Lotsgoingon Posted April 20, 2020 Posted April 20, 2020 He's been broken up with her for seven years?! I mean if had broken up with her two years ago, yeah, I wouldn't like the answer. But seven years, that's a long time back. I mean, his body language might not have reassured you when he talked about the ex. One day just ask the questions you want to ask. The important questions are not, "are you over her? Am I a consolation prize?" You want answers to those questions, but you don't ask those questions. You simply ask him to talk about the ex. But ... you will also be expected to talk about an ex. Is there something going on NOW with him such that you are feeling insecure or not treasured? If in the past, I was worried about someone's past going years back, that mean I wasn't feeling it in the relationship.
Miss Spider Posted April 20, 2020 Posted April 20, 2020 I think you're just being insecure. "Nothing went wrong.

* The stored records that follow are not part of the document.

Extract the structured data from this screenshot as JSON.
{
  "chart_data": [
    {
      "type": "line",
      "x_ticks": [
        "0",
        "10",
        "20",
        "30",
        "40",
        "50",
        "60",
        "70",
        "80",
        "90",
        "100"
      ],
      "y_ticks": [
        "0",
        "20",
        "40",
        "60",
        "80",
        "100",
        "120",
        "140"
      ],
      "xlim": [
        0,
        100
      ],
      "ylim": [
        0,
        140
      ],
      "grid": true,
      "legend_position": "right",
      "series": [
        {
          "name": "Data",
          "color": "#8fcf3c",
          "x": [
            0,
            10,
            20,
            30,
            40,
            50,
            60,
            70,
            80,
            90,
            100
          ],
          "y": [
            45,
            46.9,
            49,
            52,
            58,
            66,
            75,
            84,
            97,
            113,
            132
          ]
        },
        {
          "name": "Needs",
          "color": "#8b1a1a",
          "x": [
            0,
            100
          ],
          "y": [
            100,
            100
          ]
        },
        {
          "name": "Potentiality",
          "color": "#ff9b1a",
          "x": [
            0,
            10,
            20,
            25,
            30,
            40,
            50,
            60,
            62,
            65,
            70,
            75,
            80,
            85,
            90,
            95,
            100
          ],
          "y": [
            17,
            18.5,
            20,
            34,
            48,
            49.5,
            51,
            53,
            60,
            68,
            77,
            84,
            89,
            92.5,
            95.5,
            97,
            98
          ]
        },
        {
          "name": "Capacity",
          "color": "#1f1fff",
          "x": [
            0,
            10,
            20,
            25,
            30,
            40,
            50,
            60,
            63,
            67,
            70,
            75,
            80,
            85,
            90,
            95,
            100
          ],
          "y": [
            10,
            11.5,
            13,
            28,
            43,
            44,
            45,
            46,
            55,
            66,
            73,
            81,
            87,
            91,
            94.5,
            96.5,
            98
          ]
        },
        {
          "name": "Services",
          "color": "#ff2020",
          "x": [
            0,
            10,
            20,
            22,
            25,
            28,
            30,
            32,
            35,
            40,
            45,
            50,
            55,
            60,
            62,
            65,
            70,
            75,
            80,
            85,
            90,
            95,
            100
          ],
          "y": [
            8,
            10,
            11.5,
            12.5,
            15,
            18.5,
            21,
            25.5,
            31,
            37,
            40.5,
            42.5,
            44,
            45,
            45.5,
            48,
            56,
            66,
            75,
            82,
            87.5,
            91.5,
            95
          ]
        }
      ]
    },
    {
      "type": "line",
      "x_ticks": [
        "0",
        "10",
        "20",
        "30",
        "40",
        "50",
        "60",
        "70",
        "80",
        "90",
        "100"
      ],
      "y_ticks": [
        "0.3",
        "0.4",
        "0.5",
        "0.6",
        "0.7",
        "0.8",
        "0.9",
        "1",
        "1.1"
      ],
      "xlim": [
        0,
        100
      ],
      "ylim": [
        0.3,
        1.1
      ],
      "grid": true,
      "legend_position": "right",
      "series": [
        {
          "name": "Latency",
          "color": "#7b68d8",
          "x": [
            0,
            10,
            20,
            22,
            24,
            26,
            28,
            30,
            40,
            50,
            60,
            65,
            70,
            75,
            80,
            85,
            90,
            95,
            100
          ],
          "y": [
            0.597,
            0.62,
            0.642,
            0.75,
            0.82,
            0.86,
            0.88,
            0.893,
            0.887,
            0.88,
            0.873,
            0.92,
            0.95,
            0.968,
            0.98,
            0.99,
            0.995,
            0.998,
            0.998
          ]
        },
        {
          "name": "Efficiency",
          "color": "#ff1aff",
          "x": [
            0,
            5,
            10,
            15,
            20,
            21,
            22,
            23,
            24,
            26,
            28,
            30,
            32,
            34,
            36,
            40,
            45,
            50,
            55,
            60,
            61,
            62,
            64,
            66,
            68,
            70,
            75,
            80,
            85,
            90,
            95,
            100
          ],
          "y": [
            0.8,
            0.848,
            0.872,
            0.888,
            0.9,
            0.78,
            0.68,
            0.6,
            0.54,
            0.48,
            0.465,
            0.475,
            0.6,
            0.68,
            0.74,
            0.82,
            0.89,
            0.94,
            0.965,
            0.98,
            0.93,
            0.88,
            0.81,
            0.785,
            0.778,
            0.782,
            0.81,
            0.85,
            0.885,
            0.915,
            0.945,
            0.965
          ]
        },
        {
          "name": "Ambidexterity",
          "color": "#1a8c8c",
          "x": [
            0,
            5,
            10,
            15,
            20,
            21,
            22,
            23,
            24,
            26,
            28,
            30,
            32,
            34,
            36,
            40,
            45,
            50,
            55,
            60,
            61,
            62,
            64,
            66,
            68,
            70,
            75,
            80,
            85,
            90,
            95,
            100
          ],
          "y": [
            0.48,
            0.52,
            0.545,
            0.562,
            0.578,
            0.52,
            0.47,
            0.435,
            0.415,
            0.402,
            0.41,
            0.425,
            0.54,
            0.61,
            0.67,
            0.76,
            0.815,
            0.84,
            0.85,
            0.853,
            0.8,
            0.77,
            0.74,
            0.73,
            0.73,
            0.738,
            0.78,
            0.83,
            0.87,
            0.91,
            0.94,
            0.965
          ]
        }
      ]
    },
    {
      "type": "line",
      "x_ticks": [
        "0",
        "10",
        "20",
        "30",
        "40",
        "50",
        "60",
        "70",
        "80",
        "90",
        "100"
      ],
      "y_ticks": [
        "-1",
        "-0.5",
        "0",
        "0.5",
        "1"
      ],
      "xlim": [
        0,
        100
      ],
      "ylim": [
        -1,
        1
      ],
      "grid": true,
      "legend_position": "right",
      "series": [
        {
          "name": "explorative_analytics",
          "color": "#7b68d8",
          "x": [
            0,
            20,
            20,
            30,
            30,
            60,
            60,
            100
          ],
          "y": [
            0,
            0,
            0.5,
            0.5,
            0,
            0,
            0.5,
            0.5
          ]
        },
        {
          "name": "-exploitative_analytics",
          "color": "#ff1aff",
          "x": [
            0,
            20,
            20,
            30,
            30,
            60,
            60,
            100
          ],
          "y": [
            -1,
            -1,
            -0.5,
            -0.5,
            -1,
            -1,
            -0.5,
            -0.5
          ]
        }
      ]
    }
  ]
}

It just fizzled out" means the spark just left/they lost interest. I've broken up with all my exes for that reason and that's how I explain it to romantic partners. Most likely the same with him. Try to be positive.
Starswillshine Posted April 20, 2020 Posted April 20, 2020 If he is the same age, that means he was around 20 when they broke up. Take that into consideration. Lots of people break up because they are immature and at a stage in life where commitment doesn't make sense (like being 20) that maybe had they dated later, it could have worked. Or maybe not because they would be different people after growing up some. 1
elaine567 Posted April 20, 2020 Posted April 20, 2020 (edited) Quote Posted March 14, 2019 We have been together for 7 months and have had sex 4 times. He has had no issues having sex with his previous partners so he’s told me. And initially he had a ‘ craZy high sex drive Quote Posted March 14, 2019 This is what I said just now It really annoys me that you were ok to have sex with your exes. The fact you said you used to have sex with one every morning in the shower leads me to feel like ****. She basically had the best of you and I’m left with nothing. It feels like you do not desire me. Is this ^^^ still an issue? Edited April 20, 2020 by elaine567 spacing 3
simpycurious Posted April 20, 2020 Posted April 20, 2020 1 hour ago, Starswillshine said: If he is the same age, that means he was around 20 when they broke up. Take that into consideration. Lots of people break up because they are immature and at a stage in life where commitment doesn't make sense (like being 20) that maybe had they dated later, it could have worked. Or maybe not because they would be different people after growing up some. This is very true. One partner wants to go one way while the other partner does not. Lots and lots of break up's at this stage in life OP, you have to have confidence in yourself and what you "bring to the table."
dangerous Posted April 20, 2020 Posted April 20, 2020 2 hours ago, elaine567 said: Is this ^^^ still an issue? wow! where did that come from? Another thread?
dangerous Posted April 20, 2020 Posted April 20, 2020 5 minutes ago, dangerous said: wow! where did that come from? Another thread? Oh yeh, I've just seen the OP posted a similar thread in January. OP, Nothing seems to have changed since then, or has it?